In general, Ethereum is in-miles away better in tech development as a platform compared to Bitcoin. Ethereum blockchain network offers developers a welcoming infrastructure to expand their ideas and create their own digital currencies. This was the introduction of a new generation of cryptocurrencies attempting to offer more than the previous once did.

That is not even close to all. Ethereum’s aura of attraction continues to glow strong as it teams up with leading corporations like Intel or Microsoft. Many giants are testing the platform for their better.

The team behind the very potential Ethereum blockchain has released the Vyper language. Until now it is receiving very welcoming comments and feedback on social media and such.

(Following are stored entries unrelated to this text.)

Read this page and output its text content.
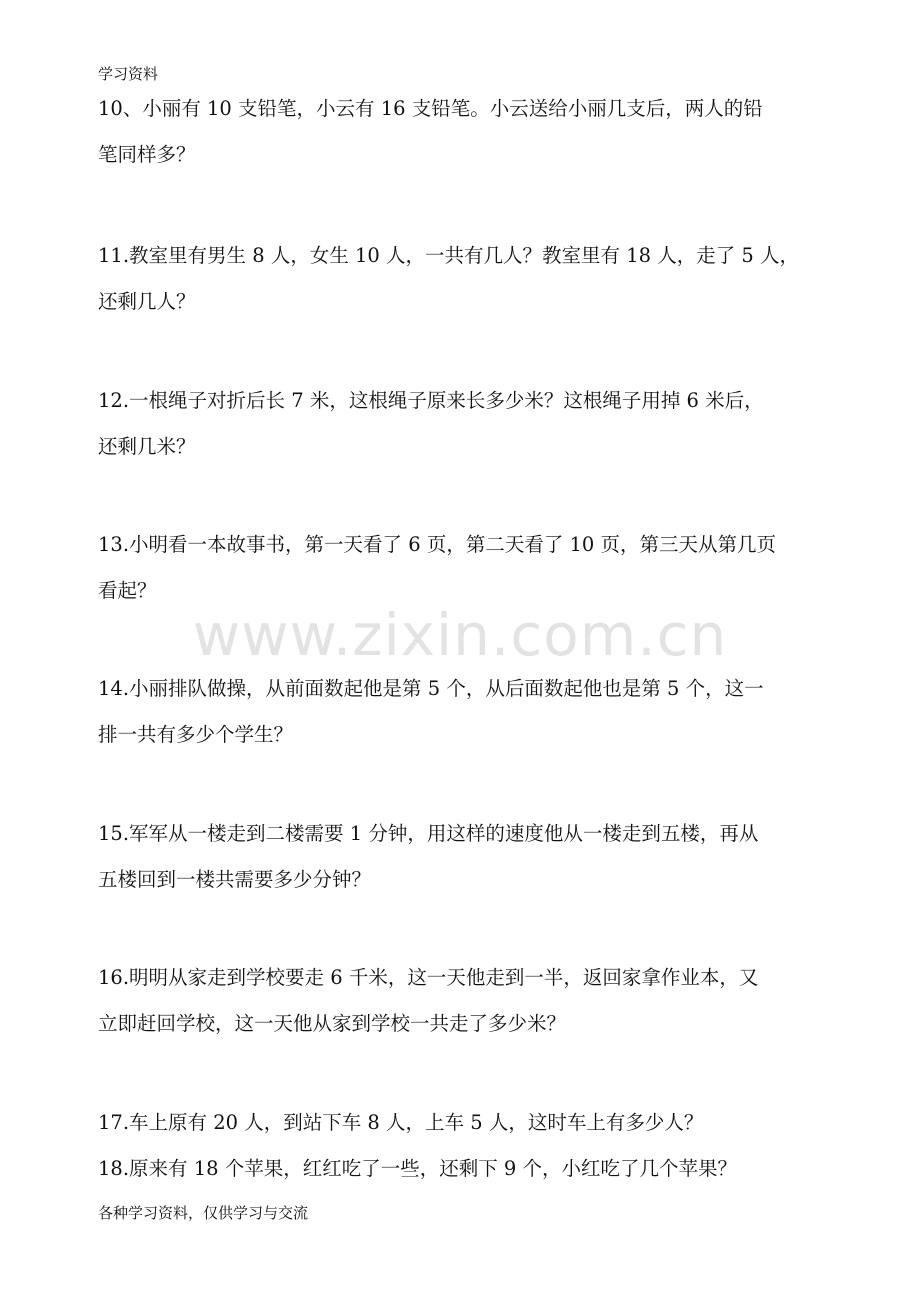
学习资料
www.zixin.com.cn
10、小丽有 10 支铅笔，小云有 16 支铅笔。小云送给小丽几支后，两人的铅
笔同样多？
11.教室里有男生 8 人，女生 10 人，一共有几人？教室里有 18 人，走了 5 人，
还剩几人？
12.一根绳子对折后长 7 米，这根绳子原来长多少米？这根绳子用掉 6 米后，
还剩几米？
13.小明看一本故事书，第一天看了 6 页，第二天看了 10 页，第三天从第几页
看起？
14.小丽排队做操，从前面数起他是第 5 个，从后面数起他也是第 5 个，这一
排一共有多少个学生？
15.军军从一楼走到二楼需要 1 分钟，用这样的速度他从一楼走到五楼，再从
五楼回到一楼共需要多少分钟？
16.明明从家走到学校要走 6 千米，这一天他走到一半，返回家拿作业本，又
立即赶回学校，这一天他从家到学校一共走了多少米？
17.车上原有 20 人，到站下车 8 人，上车 5 人，这时车上有多少人？
18.原来有 18 个苹果，红红吃了一些，还剩下 9 个，小红吃了几个苹果？
各种学习资料，仅供学习与交流
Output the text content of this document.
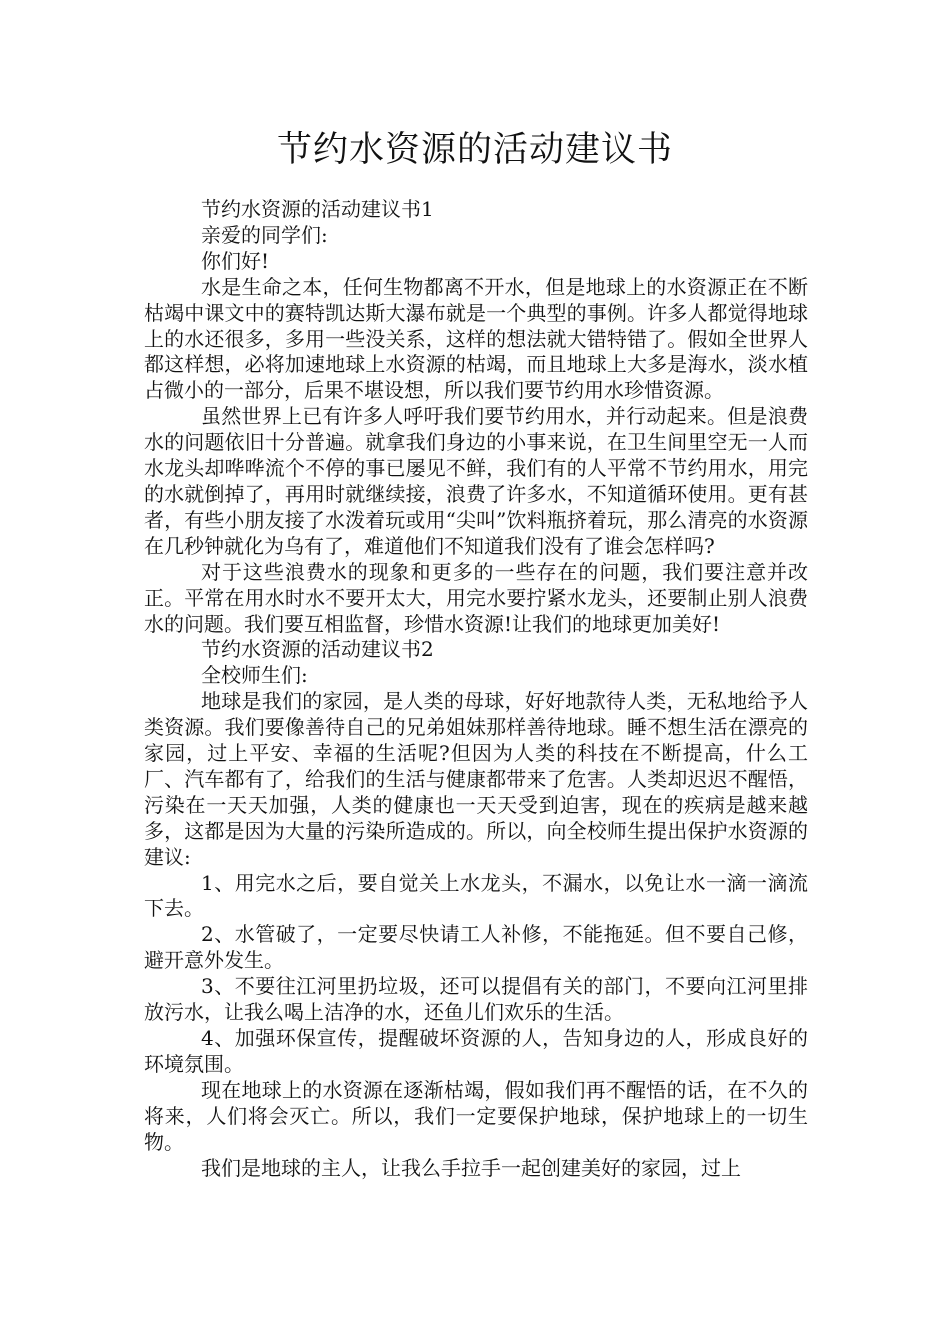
节约水资源的活动建议书

节约水资源的活动建议书1

亲爱的同学们:

你们好!

水是生命之本，任何生物都离不开水，但是地球上的水资源正在不断枯竭中课文中的赛特凯达斯大瀑布就是一个典型的事例。许多人都觉得地球上的水还很多，多用一些没关系，这样的想法就大错特错了。假如全世界人都这样想，必将加速地球上水资源的枯竭，而且地球上大多是海水，淡水植占微小的一部分，后果不堪设想，所以我们要节约用水珍惜资源。

虽然世界上已有许多人呼吁我们要节约用水，并行动起来。但是浪费水的问题依旧十分普遍。就拿我们身边的小事来说，在卫生间里空无一人而水龙头却哗哗流个不停的事已屡见不鲜，我们有的人平常不节约用水，用完的水就倒掉了，再用时就继续接，浪费了许多水，不知道循环使用。更有甚者，有些小朋友接了水泼着玩或用“尖叫”饮料瓶挤着玩，那么清亮的水资源在几秒钟就化为乌有了，难道他们不知道我们没有了谁会怎样吗?

对于这些浪费水的现象和更多的一些存在的问题，我们要注意并改正。平常在用水时水不要开太大，用完水要拧紧水龙头，还要制止别人浪费水的问题。我们要互相监督，珍惜水资源!让我们的地球更加美好!

节约水资源的活动建议书2

全校师生们:

地球是我们的家园，是人类的母球，好好地款待人类，无私地给予人类资源。我们要像善待自己的兄弟姐妹那样善待地球。睡不想生活在漂亮的家园，过上平安、幸福的生活呢?但因为人类的科技在不断提高，什么工厂、汽车都有了，给我们的生活与健康都带来了危害。人类却迟迟不醒悟，污染在一天天加强，人类的健康也一天天受到迫害，现在的疾病是越来越多，这都是因为大量的污染所造成的。所以，向全校师生提出保护水资源的建议:

1、用完水之后，要自觉关上水龙头，不漏水，以免让水一滴一滴流下去。

2、水管破了，一定要尽快请工人补修，不能拖延。但不要自己修，避开意外发生。

3、不要往江河里扔垃圾，还可以提倡有关的部门，不要向江河里排放污水，让我么喝上洁净的水，还鱼儿们欢乐的生活。

4、加强环保宣传，提醒破坏资源的人，告知身边的人，形成良好的环境氛围。

现在地球上的水资源在逐渐枯竭，假如我们再不醒悟的话，在不久的将来，人们将会灭亡。所以，我们一定要保护地球，保护地球上的一切生物。

我们是地球的主人，让我么手拉手一起创建美好的家园，过上
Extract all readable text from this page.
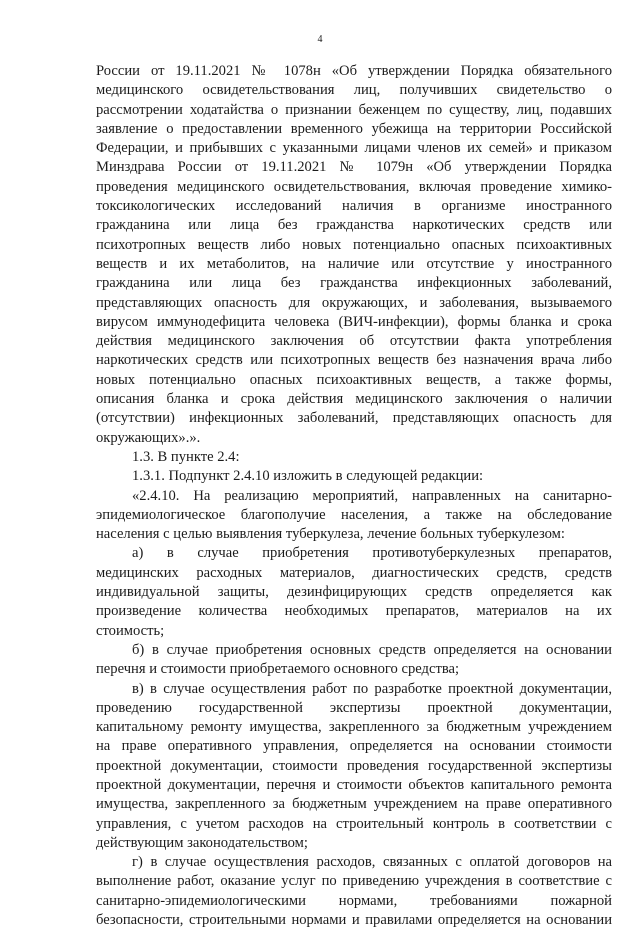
4
России от 19.11.2021 № 1078н «Об утверждении Порядка обязательного
медицинского освидетельствования лиц, получивших свидетельство о
рассмотрении ходатайства о признании беженцем по существу, лиц, подавших
заявление о предоставлении временного убежища на территории Российской
Федерации, и прибывших с указанными лицами членов их семей» и приказом
Минздрава России от 19.11.2021 № 1079н «Об утверждении Порядка
проведения медицинского освидетельствования, включая проведение химико-
токсикологических исследований наличия в организме иностранного
гражданина или лица без гражданства наркотических средств или
психотропных веществ либо новых потенциально опасных психоактивных
веществ и их метаболитов, на наличие или отсутствие у иностранного
гражданина или лица без гражданства инфекционных заболеваний,
представляющих опасность для окружающих, и заболевания, вызываемого
вирусом иммунодефицита человека (ВИЧ-инфекции), формы бланка и срока
действия медицинского заключения об отсутствии факта употребления
наркотических средств или психотропных веществ без назначения врача либо
новых потенциально опасных психоактивных веществ, а также формы,
описания бланка и срока действия медицинского заключения о наличии
(отсутствии) инфекционных заболеваний, представляющих опасность для
окружающих».».
1.3. В пункте 2.4:
1.3.1. Подпункт 2.4.10 изложить в следующей редакции:
«2.4.10. На реализацию мероприятий, направленных на санитарно-
эпидемиологическое благополучие населения, а также на обследование
населения с целью выявления туберкулеза, лечение больных туберкулезом:
а) в случае приобретения противотуберкулезных препаратов,
медицинских расходных материалов, диагностических средств, средств
индивидуальной защиты, дезинфицирующих средств определяется как
произведение количества необходимых препаратов, материалов на их
стоимость;
б) в случае приобретения основных средств определяется на основании
перечня и стоимости приобретаемого основного средства;
в) в случае осуществления работ по разработке проектной документации,
проведению государственной экспертизы проектной документации,
капитальному ремонту имущества, закрепленного за бюджетным учреждением
на праве оперативного управления, определяется на основании стоимости
проектной документации, стоимости проведения государственной экспертизы
проектной документации, перечня и стоимости объектов капитального ремонта
имущества, закрепленного за бюджетным учреждением на праве оперативного
управления, с учетом расходов на строительный контроль в соответствии с
действующим законодательством;
г) в случае осуществления расходов, связанных с оплатой договоров на
выполнение работ, оказание услуг по приведению учреждения в соответствие с
санитарно-эпидемиологическими нормами, требованиями пожарной
безопасности, строительными нормами и правилами определяется на основании
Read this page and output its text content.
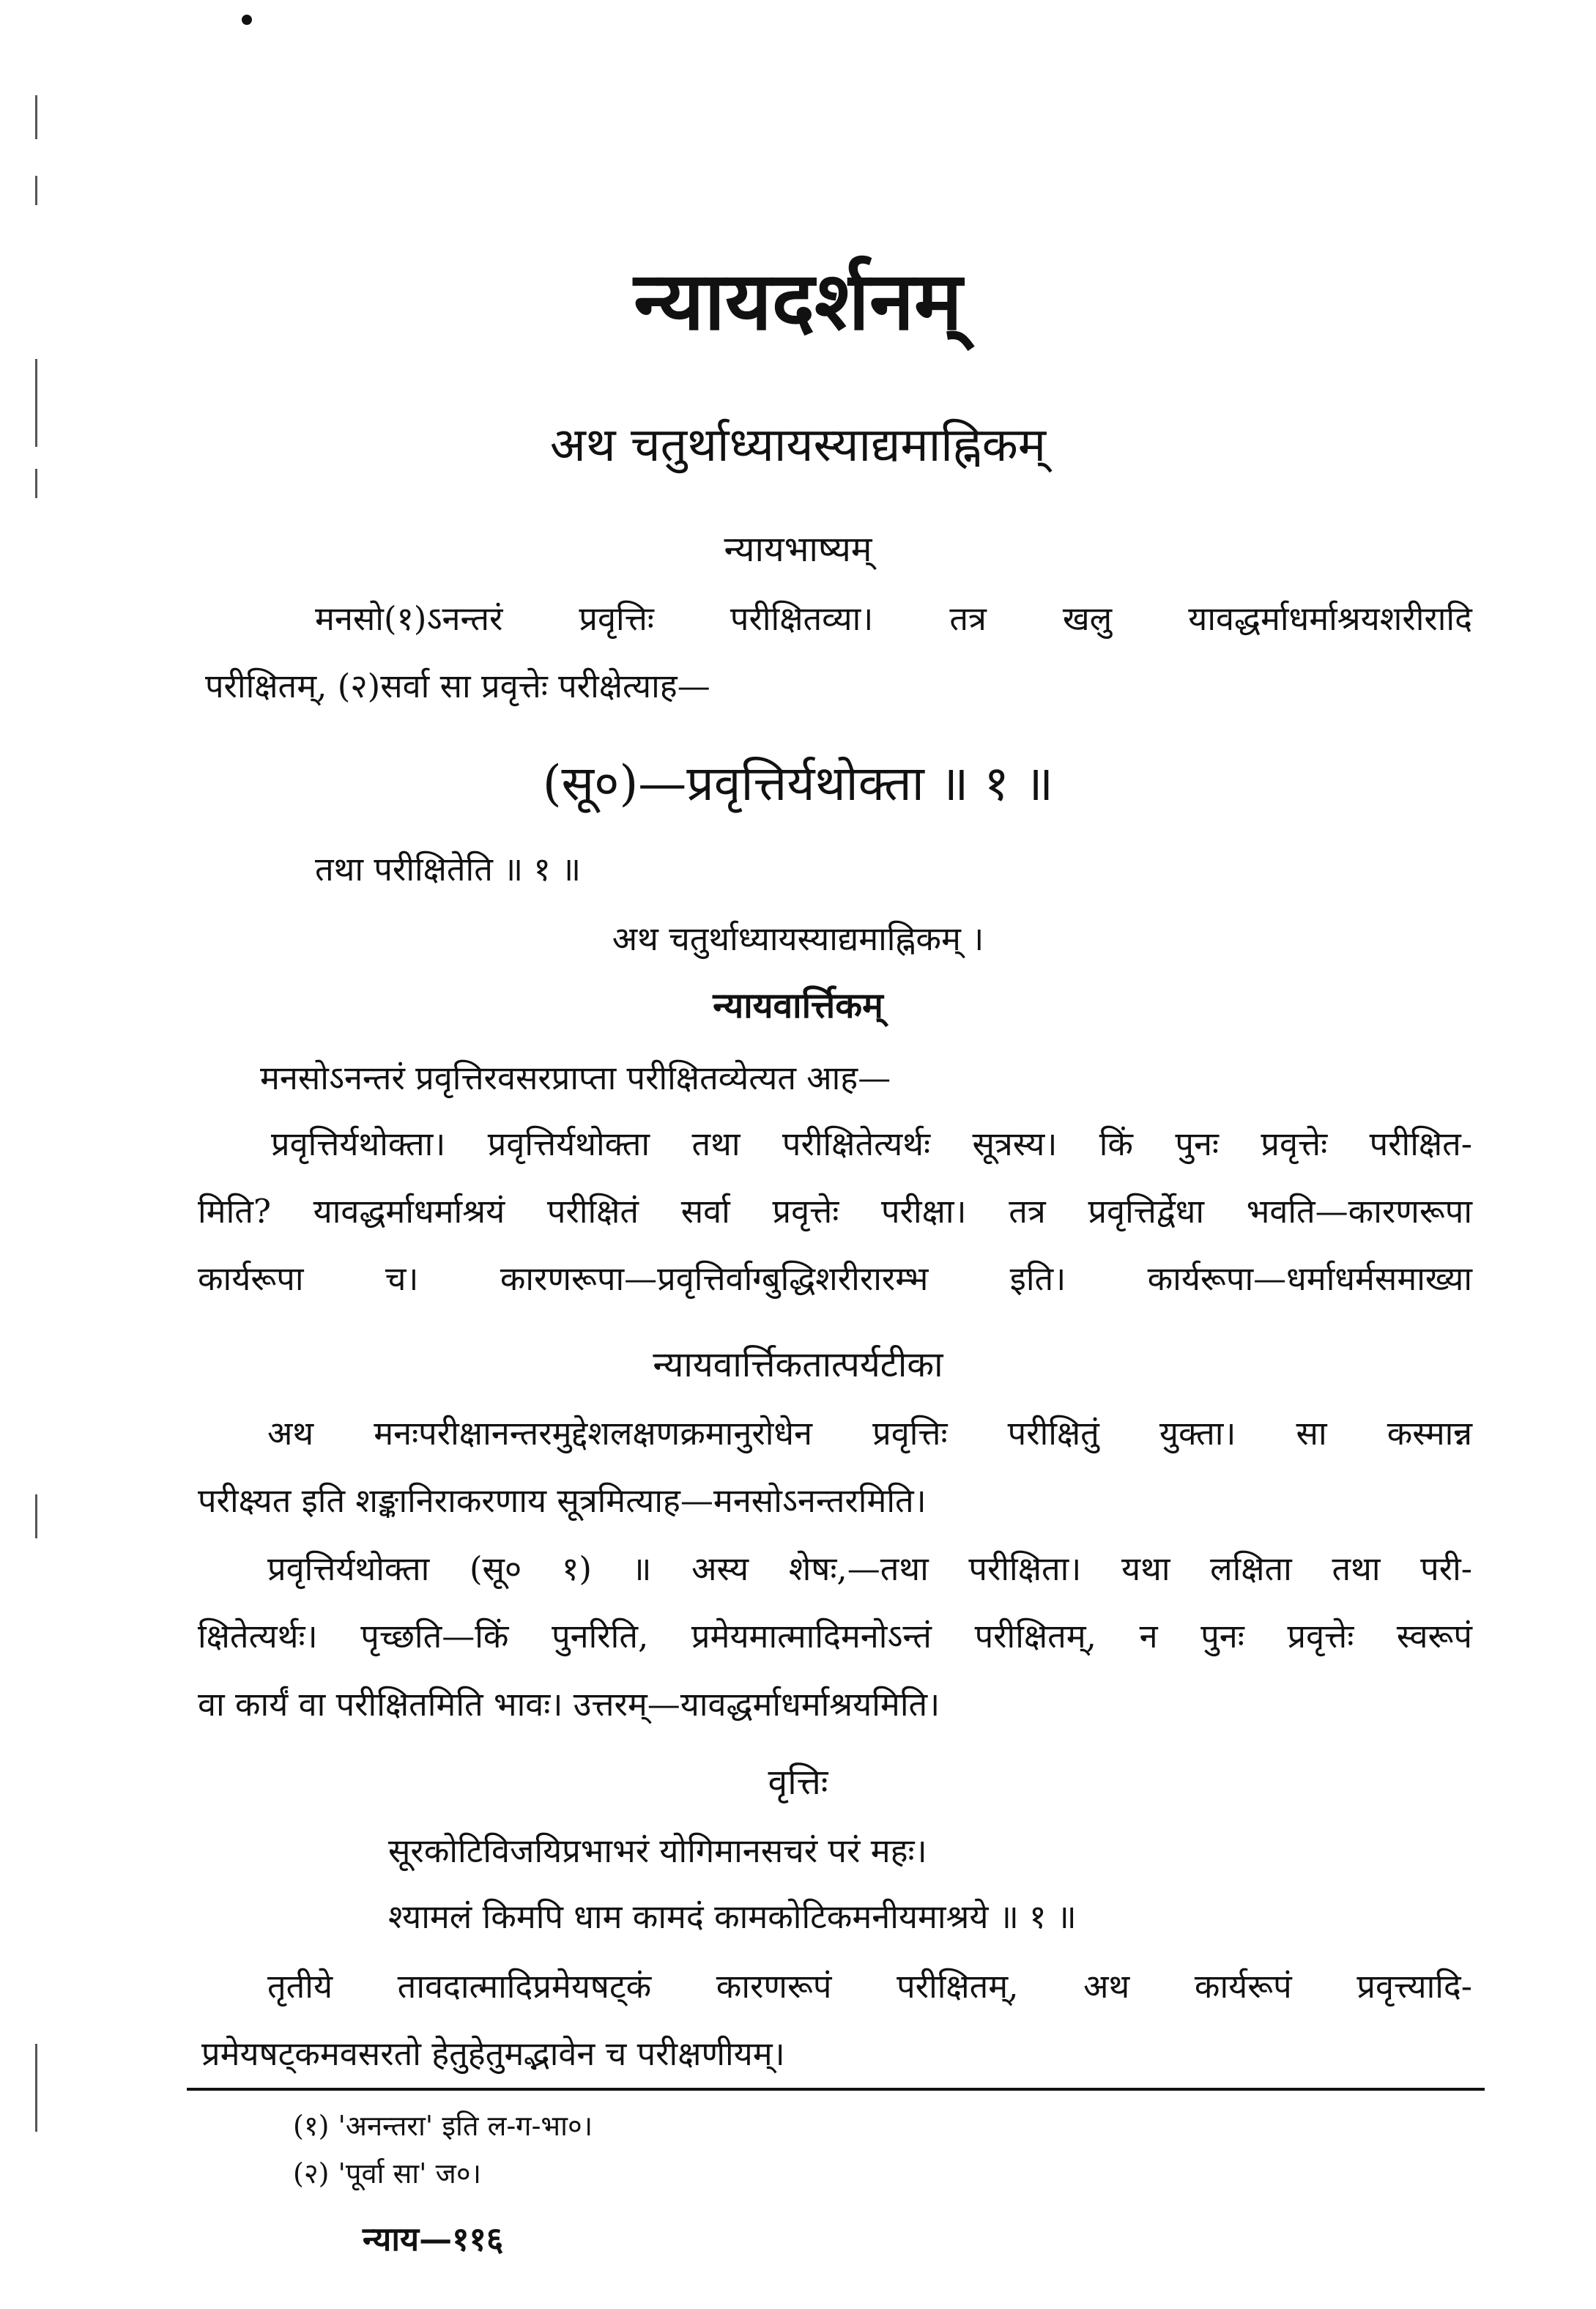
न्यायदर्शनम्
अथ चतुर्थाध्यायस्याद्यमाह्निकम्
न्यायभाष्यम्
मनसो(१)ऽनन्तरं प्रवृत्तिः परीक्षितव्या। तत्र खलु यावद्धर्माधर्माश्रयशरीरादि
परीक्षितम्, (२)सर्वा सा प्रवृत्तेः परीक्षेत्याह—
(सू०)—प्रवृत्तिर्यथोक्ता ॥ १ ॥
तथा परीक्षितेति ॥ १ ॥
अथ चतुर्थाध्यायस्याद्यमाह्निकम् ।
न्यायवार्त्तिकम्
मनसोऽनन्तरं प्रवृत्तिरवसरप्राप्ता परीक्षितव्येत्यत आह—
प्रवृत्तिर्यथोक्ता। प्रवृत्तिर्यथोक्ता तथा परीक्षितेत्यर्थः सूत्रस्य। किं पुनः प्रवृत्तेः परीक्षित-
मिति? यावद्धर्माधर्माश्रयं परीक्षितं सर्वा प्रवृत्तेः परीक्षा। तत्र प्रवृत्तिर्द्वेधा भवति—कारणरूपा
कार्यरूपा च। कारणरूपा—प्रवृत्तिर्वाग्बुद्धिशरीरारम्भ इति। कार्यरूपा—धर्माधर्मसमाख्या
न्यायवार्त्तिकतात्पर्यटीका
अथ मनःपरीक्षानन्तरमुद्देशलक्षणक्रमानुरोधेन प्रवृत्तिः परीक्षितुं युक्ता। सा कस्मान्न
परीक्ष्यत इति शङ्कानिराकरणाय सूत्रमित्याह—मनसोऽनन्तरमिति।
प्रवृत्तिर्यथोक्ता (सू० १) ॥ अस्य शेषः,—तथा परीक्षिता। यथा लक्षिता तथा परी-
क्षितेत्यर्थः। पृच्छति—किं पुनरिति, प्रमेयमात्मादिमनोऽन्तं परीक्षितम्, न पुनः प्रवृत्तेः स्वरूपं
वा कार्यं वा परीक्षितमिति भावः। उत्तरम्—यावद्धर्माधर्माश्रयमिति।
वृत्तिः
सूरकोटिविजयिप्रभाभरं योगिमानसचरं परं महः।
श्यामलं किमपि धाम कामदं कामकोटिकमनीयमाश्रये ॥ १ ॥
तृतीये तावदात्मादिप्रमेयषट्कं कारणरूपं परीक्षितम्, अथ कार्यरूपं प्रवृत्त्यादि-
प्रमेयषट्कमवसरतो हेतुहेतुमद्भावेन च परीक्षणीयम्।
(१) 'अनन्तरा' इति ल-ग-भा०।
(२) 'पूर्वा सा' ज०।
न्याय—११६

Vyper compiles to EVM – Ethereum’s Virtual Machine bytecode very similar to Solidity. However, makes the whole process easier and user friendly.

When the highest level of security is asked for – Vyper will come in hand. For instance, Smart Contracts holding patient health metadata.

“…will deliberately forbid things or make things harder if it deems fit to do so for the goal of increasing security.”

The most compelling evidence for Ethereum’s bright future is their adoption by FinTech which targets the implementation of smart contracts into financing processes. They have publicly showcased their strong interest into developing innovative ways to transforms economic interactions with the help of Ethereum.